4. Ran WD in full scan, once finished I recorded the number of spyware detected but DID NOT remove any spyware and instead closed WD.
5. Ran Spybot S&D, recorded detected stuff, didn't remove any but closed.
6. Same procedure with Ad-Aware SE.
7. Same procedure with A-Squared.
8. Rescanned with WD this time QUARENTINING spyware; it failed to remove some GAIN stuff so I altered the number of spyware corresponding with WD.
9. Unquarentined spyware and scaned with Spybot S&D; removed all detected so its spyware rating stayed the same.

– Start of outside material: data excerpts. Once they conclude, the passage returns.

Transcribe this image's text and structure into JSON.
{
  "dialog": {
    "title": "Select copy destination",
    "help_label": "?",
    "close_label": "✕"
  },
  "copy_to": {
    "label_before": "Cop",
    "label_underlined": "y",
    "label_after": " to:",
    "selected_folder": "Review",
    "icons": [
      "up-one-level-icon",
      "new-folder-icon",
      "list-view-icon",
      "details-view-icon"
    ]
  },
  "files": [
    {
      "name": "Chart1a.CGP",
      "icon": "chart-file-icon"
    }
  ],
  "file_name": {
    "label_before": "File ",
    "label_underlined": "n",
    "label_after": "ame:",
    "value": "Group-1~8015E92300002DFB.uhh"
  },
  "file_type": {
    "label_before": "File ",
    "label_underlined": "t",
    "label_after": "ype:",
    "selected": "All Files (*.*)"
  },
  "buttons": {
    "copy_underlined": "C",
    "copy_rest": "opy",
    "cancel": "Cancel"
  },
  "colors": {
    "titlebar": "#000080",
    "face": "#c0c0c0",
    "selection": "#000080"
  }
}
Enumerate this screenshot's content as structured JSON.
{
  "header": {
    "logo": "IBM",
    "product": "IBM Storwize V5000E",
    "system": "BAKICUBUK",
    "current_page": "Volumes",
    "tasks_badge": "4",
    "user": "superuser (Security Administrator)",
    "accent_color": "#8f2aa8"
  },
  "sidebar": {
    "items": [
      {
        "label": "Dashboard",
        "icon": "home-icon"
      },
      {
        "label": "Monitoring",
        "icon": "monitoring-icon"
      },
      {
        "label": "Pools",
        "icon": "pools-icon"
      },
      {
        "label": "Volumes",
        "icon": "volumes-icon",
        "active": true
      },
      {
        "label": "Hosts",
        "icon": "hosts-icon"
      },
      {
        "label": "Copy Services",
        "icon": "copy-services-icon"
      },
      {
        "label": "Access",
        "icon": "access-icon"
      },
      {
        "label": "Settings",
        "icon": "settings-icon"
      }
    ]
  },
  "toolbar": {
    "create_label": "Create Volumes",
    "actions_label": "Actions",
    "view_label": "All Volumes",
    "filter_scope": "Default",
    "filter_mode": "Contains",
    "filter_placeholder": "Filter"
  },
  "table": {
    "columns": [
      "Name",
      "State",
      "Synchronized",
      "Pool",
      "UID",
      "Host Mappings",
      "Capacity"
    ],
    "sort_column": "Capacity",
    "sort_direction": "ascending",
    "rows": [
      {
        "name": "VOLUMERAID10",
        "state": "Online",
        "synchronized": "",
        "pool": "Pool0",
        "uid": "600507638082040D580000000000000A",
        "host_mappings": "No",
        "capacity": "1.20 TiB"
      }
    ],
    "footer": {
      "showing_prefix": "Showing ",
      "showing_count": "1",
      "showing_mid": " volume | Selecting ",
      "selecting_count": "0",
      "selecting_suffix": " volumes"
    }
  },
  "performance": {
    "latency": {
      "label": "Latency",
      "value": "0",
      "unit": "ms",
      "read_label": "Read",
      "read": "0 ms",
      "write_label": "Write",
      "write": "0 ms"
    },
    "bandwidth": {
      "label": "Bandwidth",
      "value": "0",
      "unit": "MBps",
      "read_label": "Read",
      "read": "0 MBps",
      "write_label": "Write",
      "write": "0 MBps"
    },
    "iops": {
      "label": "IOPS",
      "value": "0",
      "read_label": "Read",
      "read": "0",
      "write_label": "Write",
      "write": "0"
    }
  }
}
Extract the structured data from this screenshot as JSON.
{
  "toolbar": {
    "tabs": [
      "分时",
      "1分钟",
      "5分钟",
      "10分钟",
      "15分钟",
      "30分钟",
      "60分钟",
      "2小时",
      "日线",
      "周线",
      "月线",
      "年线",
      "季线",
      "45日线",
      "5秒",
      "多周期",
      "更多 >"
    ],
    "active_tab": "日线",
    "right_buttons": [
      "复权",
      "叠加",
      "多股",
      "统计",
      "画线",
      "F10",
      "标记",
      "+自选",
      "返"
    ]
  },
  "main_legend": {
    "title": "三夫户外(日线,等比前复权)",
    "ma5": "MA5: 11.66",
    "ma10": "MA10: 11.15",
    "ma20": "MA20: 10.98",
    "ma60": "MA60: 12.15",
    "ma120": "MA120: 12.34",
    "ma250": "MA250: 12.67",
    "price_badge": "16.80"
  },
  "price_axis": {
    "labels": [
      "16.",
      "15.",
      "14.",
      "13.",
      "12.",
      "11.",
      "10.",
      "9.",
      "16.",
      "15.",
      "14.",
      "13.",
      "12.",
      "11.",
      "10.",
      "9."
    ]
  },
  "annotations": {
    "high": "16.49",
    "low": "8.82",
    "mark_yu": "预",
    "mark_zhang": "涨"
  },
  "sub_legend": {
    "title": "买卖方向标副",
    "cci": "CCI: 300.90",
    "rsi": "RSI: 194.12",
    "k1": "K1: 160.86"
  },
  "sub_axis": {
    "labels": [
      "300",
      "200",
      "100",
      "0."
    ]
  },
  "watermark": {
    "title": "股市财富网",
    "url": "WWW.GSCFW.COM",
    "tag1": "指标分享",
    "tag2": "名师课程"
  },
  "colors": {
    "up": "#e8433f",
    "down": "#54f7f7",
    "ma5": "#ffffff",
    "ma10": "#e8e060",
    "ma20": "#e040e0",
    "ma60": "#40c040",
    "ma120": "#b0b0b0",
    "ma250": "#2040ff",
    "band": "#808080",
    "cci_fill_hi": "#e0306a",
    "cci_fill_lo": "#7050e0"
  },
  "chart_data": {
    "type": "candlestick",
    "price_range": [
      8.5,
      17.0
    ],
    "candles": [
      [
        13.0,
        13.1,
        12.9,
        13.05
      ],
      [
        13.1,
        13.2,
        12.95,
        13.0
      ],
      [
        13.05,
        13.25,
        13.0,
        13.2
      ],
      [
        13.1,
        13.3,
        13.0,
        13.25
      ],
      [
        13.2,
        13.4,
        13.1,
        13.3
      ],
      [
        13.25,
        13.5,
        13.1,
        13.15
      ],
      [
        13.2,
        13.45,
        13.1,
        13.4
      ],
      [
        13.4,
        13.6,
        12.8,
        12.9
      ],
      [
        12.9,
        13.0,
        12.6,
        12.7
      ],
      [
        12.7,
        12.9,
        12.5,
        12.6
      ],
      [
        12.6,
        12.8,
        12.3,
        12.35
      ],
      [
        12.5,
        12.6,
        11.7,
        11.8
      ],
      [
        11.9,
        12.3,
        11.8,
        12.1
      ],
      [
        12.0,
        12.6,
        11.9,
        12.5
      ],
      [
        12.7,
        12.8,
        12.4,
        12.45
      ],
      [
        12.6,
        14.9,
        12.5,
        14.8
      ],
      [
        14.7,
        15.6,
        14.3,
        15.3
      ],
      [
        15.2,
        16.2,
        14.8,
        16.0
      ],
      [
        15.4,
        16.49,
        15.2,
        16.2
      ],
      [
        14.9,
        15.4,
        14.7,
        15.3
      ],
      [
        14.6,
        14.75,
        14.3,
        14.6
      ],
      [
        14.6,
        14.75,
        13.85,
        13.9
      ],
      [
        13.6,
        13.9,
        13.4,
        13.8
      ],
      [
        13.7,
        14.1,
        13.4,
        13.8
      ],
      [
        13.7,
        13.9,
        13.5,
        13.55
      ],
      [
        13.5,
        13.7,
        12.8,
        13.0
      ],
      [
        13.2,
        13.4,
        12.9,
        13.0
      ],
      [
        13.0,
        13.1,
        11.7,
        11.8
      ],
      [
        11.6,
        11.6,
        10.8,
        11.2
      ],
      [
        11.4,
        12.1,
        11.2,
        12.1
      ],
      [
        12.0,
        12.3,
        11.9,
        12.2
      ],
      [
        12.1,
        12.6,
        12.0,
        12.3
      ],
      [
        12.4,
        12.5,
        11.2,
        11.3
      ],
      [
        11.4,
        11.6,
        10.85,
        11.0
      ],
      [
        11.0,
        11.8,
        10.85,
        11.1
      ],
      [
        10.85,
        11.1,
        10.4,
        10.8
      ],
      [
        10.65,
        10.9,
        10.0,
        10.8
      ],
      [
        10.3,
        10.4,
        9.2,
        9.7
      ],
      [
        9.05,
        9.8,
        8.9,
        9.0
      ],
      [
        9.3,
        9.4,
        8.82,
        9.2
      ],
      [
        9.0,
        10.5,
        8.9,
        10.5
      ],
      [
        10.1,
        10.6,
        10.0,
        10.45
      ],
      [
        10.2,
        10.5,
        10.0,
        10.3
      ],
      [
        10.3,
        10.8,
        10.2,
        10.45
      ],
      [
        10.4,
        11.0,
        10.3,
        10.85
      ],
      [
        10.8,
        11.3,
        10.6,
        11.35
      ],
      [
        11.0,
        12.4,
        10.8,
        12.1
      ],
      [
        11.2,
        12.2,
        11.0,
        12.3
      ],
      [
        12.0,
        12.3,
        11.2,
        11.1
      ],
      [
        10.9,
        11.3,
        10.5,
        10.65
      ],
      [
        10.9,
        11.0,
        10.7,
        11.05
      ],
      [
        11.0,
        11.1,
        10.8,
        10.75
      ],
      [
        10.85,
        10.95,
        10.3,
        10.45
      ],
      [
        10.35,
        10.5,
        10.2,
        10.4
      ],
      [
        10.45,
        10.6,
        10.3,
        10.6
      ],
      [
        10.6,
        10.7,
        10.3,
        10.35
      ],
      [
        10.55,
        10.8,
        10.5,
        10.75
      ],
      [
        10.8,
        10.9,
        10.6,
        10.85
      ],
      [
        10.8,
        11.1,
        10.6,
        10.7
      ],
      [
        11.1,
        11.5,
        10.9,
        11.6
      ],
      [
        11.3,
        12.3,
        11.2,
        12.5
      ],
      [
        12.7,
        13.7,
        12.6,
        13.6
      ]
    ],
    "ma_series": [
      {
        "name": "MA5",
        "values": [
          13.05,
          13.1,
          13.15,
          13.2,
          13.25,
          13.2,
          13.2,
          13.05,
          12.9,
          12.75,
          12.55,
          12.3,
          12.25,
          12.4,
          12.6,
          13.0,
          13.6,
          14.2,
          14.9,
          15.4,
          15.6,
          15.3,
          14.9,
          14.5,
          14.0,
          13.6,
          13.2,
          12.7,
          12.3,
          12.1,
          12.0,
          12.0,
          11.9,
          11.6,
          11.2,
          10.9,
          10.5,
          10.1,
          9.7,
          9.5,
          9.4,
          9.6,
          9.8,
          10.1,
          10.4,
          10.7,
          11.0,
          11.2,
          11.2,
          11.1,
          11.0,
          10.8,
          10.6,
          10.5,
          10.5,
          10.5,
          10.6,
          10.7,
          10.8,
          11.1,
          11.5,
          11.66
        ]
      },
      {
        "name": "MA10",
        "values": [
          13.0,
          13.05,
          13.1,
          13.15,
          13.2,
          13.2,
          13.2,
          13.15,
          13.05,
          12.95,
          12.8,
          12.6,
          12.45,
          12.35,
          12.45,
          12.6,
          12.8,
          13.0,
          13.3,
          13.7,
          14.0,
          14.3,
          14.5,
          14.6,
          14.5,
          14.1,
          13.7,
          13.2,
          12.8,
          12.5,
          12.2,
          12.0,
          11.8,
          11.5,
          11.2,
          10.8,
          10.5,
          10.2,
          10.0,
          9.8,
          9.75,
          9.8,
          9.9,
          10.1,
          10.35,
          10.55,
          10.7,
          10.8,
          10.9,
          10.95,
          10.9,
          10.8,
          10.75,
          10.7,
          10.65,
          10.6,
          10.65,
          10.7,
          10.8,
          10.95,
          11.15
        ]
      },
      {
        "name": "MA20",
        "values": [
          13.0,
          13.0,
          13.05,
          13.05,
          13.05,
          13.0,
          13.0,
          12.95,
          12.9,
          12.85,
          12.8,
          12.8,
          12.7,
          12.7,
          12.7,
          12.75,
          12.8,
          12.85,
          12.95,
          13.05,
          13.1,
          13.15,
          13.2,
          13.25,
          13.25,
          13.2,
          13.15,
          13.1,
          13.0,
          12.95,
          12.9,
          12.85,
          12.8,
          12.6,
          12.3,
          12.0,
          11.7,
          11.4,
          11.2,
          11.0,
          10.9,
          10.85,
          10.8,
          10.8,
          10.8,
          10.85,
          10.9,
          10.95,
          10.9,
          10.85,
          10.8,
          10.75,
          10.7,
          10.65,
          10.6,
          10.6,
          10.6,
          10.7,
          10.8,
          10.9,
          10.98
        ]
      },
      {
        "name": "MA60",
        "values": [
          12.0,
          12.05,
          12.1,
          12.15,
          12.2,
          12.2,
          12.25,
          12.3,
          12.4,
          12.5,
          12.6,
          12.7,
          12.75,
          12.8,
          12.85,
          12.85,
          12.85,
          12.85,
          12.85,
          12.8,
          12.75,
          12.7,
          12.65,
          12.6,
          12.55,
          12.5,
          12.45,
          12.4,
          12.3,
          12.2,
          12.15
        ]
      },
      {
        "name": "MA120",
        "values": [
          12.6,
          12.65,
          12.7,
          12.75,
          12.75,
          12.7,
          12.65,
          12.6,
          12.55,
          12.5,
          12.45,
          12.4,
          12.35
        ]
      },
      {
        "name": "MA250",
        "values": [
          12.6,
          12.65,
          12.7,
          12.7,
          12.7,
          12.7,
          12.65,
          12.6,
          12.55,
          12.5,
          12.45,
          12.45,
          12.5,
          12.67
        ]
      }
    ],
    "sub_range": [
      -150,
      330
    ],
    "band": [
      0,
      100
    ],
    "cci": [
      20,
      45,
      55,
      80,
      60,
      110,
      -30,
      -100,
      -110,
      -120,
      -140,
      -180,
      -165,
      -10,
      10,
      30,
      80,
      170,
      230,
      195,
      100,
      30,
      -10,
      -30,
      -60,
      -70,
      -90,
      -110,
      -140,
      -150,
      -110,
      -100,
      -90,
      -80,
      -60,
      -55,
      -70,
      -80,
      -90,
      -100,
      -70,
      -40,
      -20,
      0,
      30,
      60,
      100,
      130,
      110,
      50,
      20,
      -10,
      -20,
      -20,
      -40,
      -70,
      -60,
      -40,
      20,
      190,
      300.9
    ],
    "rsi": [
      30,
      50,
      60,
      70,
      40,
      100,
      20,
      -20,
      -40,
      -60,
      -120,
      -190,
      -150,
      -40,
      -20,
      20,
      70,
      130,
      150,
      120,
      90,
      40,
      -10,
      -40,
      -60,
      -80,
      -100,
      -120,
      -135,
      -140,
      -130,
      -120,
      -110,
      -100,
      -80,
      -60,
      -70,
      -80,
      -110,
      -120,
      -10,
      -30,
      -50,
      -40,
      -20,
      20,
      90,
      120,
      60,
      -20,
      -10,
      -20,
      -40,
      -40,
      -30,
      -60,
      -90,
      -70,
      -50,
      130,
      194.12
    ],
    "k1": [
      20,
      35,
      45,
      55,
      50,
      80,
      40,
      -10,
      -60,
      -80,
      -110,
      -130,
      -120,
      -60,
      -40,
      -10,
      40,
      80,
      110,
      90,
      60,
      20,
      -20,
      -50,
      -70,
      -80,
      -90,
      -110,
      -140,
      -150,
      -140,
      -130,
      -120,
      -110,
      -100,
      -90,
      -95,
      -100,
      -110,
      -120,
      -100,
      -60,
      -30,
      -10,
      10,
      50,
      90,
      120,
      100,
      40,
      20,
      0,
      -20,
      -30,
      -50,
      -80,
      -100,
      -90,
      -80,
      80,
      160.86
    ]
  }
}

10. Restored the spyware detected using Spybot's Recovery Feature.
11. Scanned with Ad-Aware SE; all removed and then unquarentined.
12. Scanned with A-Squared all removed.
13. Rescan with WD removed fully what it could.
14. Rescan with Ad-Aware SE removed what it could.
15. Spybot S&D removed all.
16. For safe-guarding ran scans with TMAS and removed all detected afterwards, along with manually deleting what SpywareDoctor found.

Any more questions? Please reply back with them. This is excellent practice for my upcoming Discovery Channel Young Scientist Challenge and I would love to be vigorously interogatted and critiqued.